Unfortunately, you may find yourself in this situation from time to time.
Some companies do not respond to all job applicants, particularly when
they receive a high volume of résumés. But you can improve your odds of
hearing back, even if you simply get confirmation that your résumé was
received.

If it's been a couple of weeks since you applied for a job, and you
haven't received an update on the status of your application, follow up
with the employer to emphasize your continued interest in the position.
Often, this small step will prompt a response from the hiring manager.
More important, you'll put your name on the hiring manager's radar and
even may persuade the person to give your résumé and cover letter a
second look.

Interviewing but not getting a job offer
You answered the hiring manager's questions perfectly, and the two of you
hit it off right away. You know you're a lock for the job, but then you
learn that it went to someone else.
You can reduce the likelihood of this happening the next time you
interview with a potential employer in a couple of easy ways. First,
consider asking the hiring manager for honest feedback about your
interview performance. You might say something like, "I'm sorry to hear I
didn't get the job. Do you have any advice for how I could improve my
chances next time?" Not every employer will be candid with you, but you
could gain valuable insight from the ones who are.

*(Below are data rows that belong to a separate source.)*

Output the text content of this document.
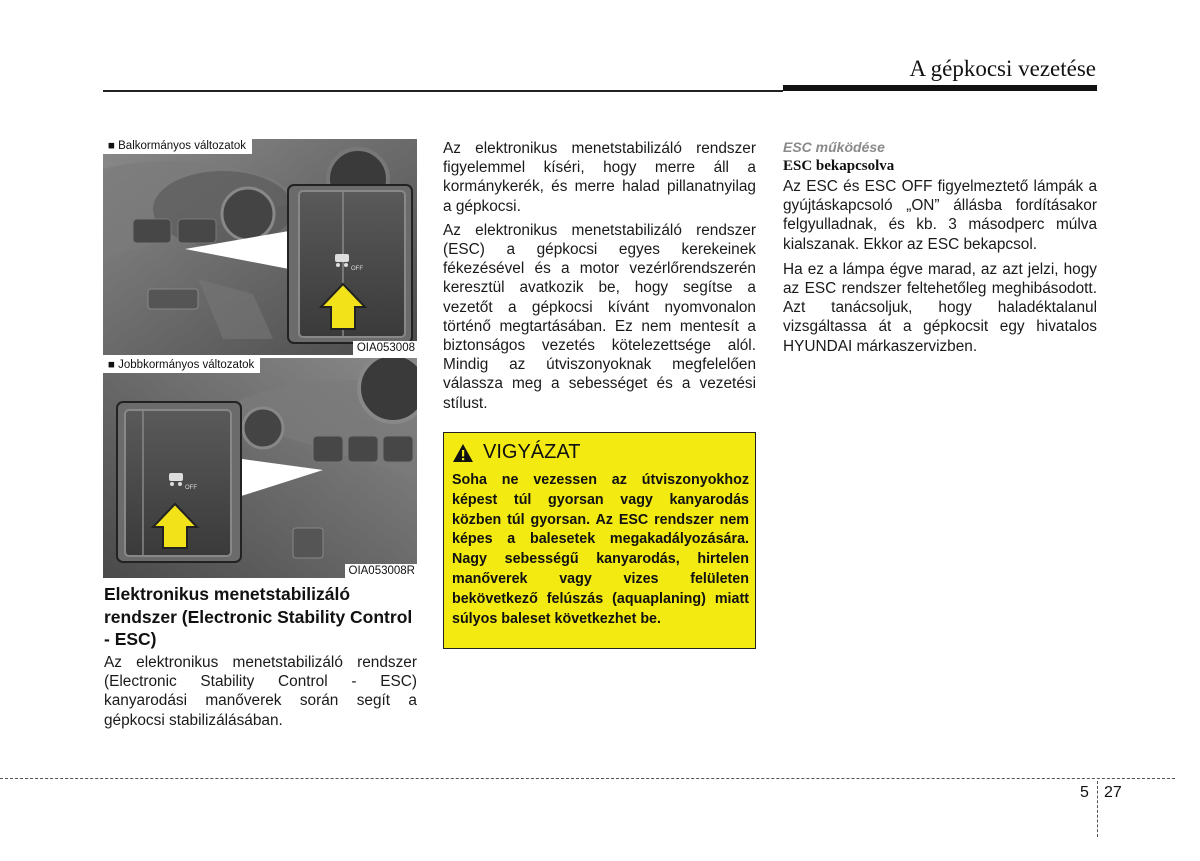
A gépkocsi vezetése
OFF
■ Balkormányos változatok
OIA053008
OFF
■ Jobbkormányos változatok
OIA053008R
Elektronikus menetstabilizáló rendszer (Electronic Stability Control - ESC)

Az elektronikus menetstabilizáló rendszer (Electronic Stability Control - ESC) kanyarodási manőverek során segít a gépkocsi stabilizálásában.

Az elektronikus menetstabilizáló rendszer figyelemmel kíséri, hogy merre áll a kormánykerék, és merre halad pillanatnyilag a gépkocsi.

Az elektronikus menetstabilizáló rendszer (ESC) a gépkocsi egyes kerekeinek fékezésével és a motor vezérlőrendszerén keresztül avatkozik be, hogy segítse a vezetőt a gépkocsi kívánt nyomvonalon történő megtartásában. Ez nem mentesít a biztonságos vezetés kötelezettsége alól. Mindig az útviszonyoknak megfelelően válassza meg a sebességet és a vezetési stílust.

VIGYÁZAT
Soha ne vezessen az útviszonyokhoz képest túl gyorsan vagy kanyarodás közben túl gyorsan. Az ESC rendszer nem képes a balesetek megakadályozására. Nagy sebességű kanyarodás, hirtelen manőverek vagy vizes felületen bekövetkező felúszás (aquaplaning) miatt súlyos baleset következhet be.

ESC működése

ESC bekapcsolva

Az ESC és ESC OFF figyelmeztető lámpák a gyújtáskapcsoló „ON” állásba fordításakor felgyulladnak, és kb. 3 másodperc múlva kialszanak. Ekkor az ESC bekapcsol.

Ha ez a lámpa égve marad, az azt jelzi, hogy az ESC rendszer feltehetőleg meghibásodott. Azt tanácsoljuk, hogy haladéktalanul vizsgáltassa át a gépkocsit egy hivatalos HYUNDAI márkaszervizben.

5 27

Also, remember to practice, practice, practice. Although the thought may
make you uncomfortable, conducting a mock interview with a friend or
family member can help you iron out any rough spots and build confidence
for the main event.

There's no sugar-coating it: The job search process can often prove
frustrating. But by taking a few simple steps, you can sidestep some of
the challenges that contribute to this feeling and increase the
likelihood that the next job you pursue is the one you land.